Edit 3: It seems the red entries appear in both working match pages and empty ones.

[howardchung]

Yeah, that should not affect the match page loading. Is there an entry labeled with the match_id, and request URL should be https://api.opendota.com/api/matches/{match_id}?

[howardchung]

With https://github.com/odota/core/pull/1367 I am using a wildcard CORS header for all endpoints except /metadata. (/metadata returns user login state, so it needs to accept credentials, which means it needs to return a single origin, which means it needs to read the origin header from request). I think that should solve the issue. Check again in a couple of hours, if @ArandomB confirms it's fixed I'll close this.

[ArandomB]

Not working yet. I guess only a few users are facing this so maybe not worth to fix it. My ISP uses dynamic IPs, blocks listening ports and probably a lot more things which is why I'm facing this.

This is what I'm getting now.

I won't be able to reply much this week so might as well close this thread.

[howardchung]

Eh, I'd still like to get to the bottom of this. I can wait--can you provide the header dump for the match request?
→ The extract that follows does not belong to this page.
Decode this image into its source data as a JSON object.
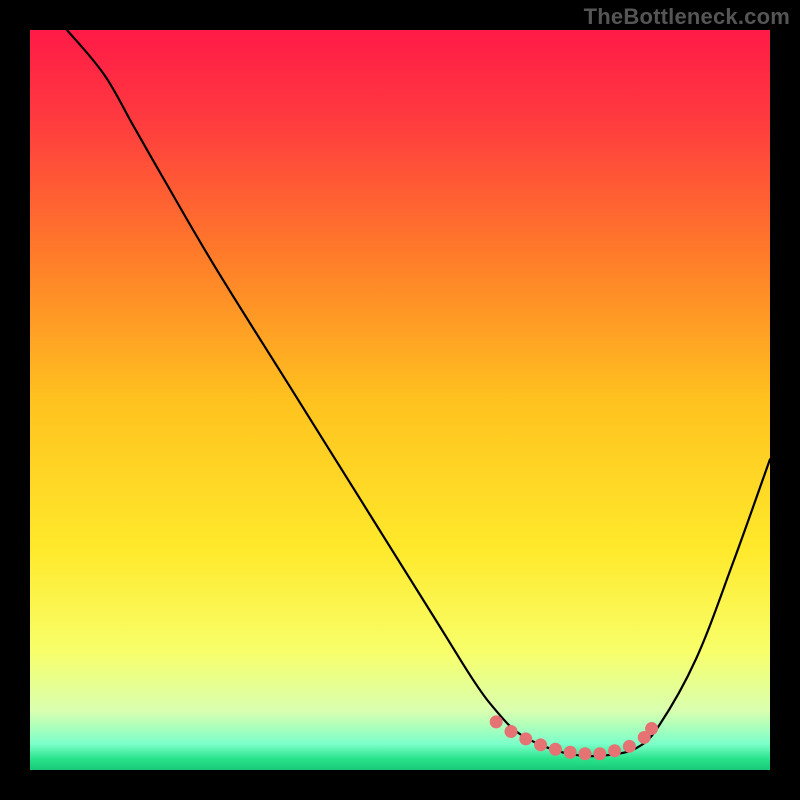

It'll be the red one starting with 266

[howardchung]

Actually the 403 is the same as what you posted before. When you have time, could you share the response body of the request?

[ArandomB]

My ISP introduced a login portal(had to use connect option before) and this fixed itself. I'm not facing this or any captcha issues anymore. Couldn't be of help sorry. Can I ask why profile stopped working after I reported the issue? Only matches were bugged when I first reported here but later even profiles stopped working. Maybe the solution lies there.

[howardchung]

It seems like passing {credentials: 'include'} makes it work. This is basically sending the login cookie along with the request. I took it out because it shouldn't be necessary on anything except for the request that gets login state, but it seems like for some reason it solves whatever issue you were having.